While working here at iPoint, I find myself in a unique position where I regularly interact with IT professionals. I get to hear all of the stories about the things they do, the problems they face, and sometimes the crazy interactions with customers. While I usually know enough about computers and IT that I can get by without consulting anyone, I am not an IT professional and sometimes resort to asking for help from someone who knows more than me. That is what an IT team is for after all. Seeing both sides of the situation has given me valuable insight on how to deal and talk with the IT department. The following is my advice on what you can do to improve the quality of both their lives
Take steps to prevent a problem before it becomes an issue.

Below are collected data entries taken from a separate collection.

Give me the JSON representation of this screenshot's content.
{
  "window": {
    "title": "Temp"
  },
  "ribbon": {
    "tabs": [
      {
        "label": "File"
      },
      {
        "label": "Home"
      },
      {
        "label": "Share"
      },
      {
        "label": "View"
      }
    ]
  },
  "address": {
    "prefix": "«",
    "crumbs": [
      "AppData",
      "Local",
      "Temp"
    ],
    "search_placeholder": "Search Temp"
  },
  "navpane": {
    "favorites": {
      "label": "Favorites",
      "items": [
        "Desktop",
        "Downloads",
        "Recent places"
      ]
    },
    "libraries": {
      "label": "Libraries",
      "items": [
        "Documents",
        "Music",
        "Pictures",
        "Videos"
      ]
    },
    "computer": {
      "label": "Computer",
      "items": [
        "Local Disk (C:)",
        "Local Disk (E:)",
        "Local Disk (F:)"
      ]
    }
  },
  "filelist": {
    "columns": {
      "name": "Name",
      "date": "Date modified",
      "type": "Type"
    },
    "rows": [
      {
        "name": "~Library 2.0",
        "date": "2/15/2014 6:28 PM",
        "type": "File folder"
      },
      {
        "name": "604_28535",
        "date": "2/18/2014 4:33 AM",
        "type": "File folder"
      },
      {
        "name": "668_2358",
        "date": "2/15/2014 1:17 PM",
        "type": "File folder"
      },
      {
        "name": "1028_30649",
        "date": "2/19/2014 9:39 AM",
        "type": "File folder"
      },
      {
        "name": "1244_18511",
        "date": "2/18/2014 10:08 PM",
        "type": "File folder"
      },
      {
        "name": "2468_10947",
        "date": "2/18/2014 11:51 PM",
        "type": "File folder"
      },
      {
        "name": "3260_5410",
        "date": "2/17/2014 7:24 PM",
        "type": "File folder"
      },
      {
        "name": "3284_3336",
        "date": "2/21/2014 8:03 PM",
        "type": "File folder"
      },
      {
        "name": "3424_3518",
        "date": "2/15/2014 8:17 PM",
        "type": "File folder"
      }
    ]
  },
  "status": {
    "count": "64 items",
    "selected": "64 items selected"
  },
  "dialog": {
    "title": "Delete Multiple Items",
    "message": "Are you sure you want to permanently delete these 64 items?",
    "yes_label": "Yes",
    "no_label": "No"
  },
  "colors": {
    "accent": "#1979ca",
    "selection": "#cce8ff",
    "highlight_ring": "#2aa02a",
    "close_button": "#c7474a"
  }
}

You would rarely have to talk to the IT department if nothing is going wrong. A little preventative maintenance goes a long way. You wouldn’t drive your car without changing the oil every so often, so why would you use a computer without ever making sure it is updated? Spend a little time to make sure that your anti-virus software, malware protection software, and operating system are all updated.
Communicate and educate
Many people think of tech support as these wizards who sit atop their ivory tower looking down at the rest of the company waiting for something to stop working so they can swoop down and perform some magic and make it work again. Take some time to learn what it is that the IT department does. Nothing that they do is magic, and often times, it is very simple procedures they are performing. Try searching for your problem online and see if there are any solutions before consulting IT.
If you have a problem, make sure to detail exactly what happened.
It is inevitable that something will go wrong eventually. When it does, make sure that you detail exactly what happened. It is hard to diagnose a problem when all that the IT professional has to go off of is: “Well it gave an error but I don’t remember exactly what it said. Something about Windows.” If you receive an error, write it down. Often times, there will be an error code associated with it. This information can be very valuable to the person fixing the problem and can help get you back up and running faster.
This is probably the most important thing to take away from this whole blog. If you are going to remember anything from this, let it be this part:
Remember that they are people too.
It’s easy to get frustrated when something isn’t working the way you think it should. Perhaps your problem has been persisting for a while now. No matter how frustrating it gets, remember that they are people too. They have feelings too and just want to help you. You would not believe some of the stories that you hear from IT people about customers yelling at them. Many people will even blame IT saying that it is their fault that something broke or is missing. No matter how frustrating it is dealing with IT, getting impatient or angry will not make them work faster or harder. They want to resolve the issue just as much as you do.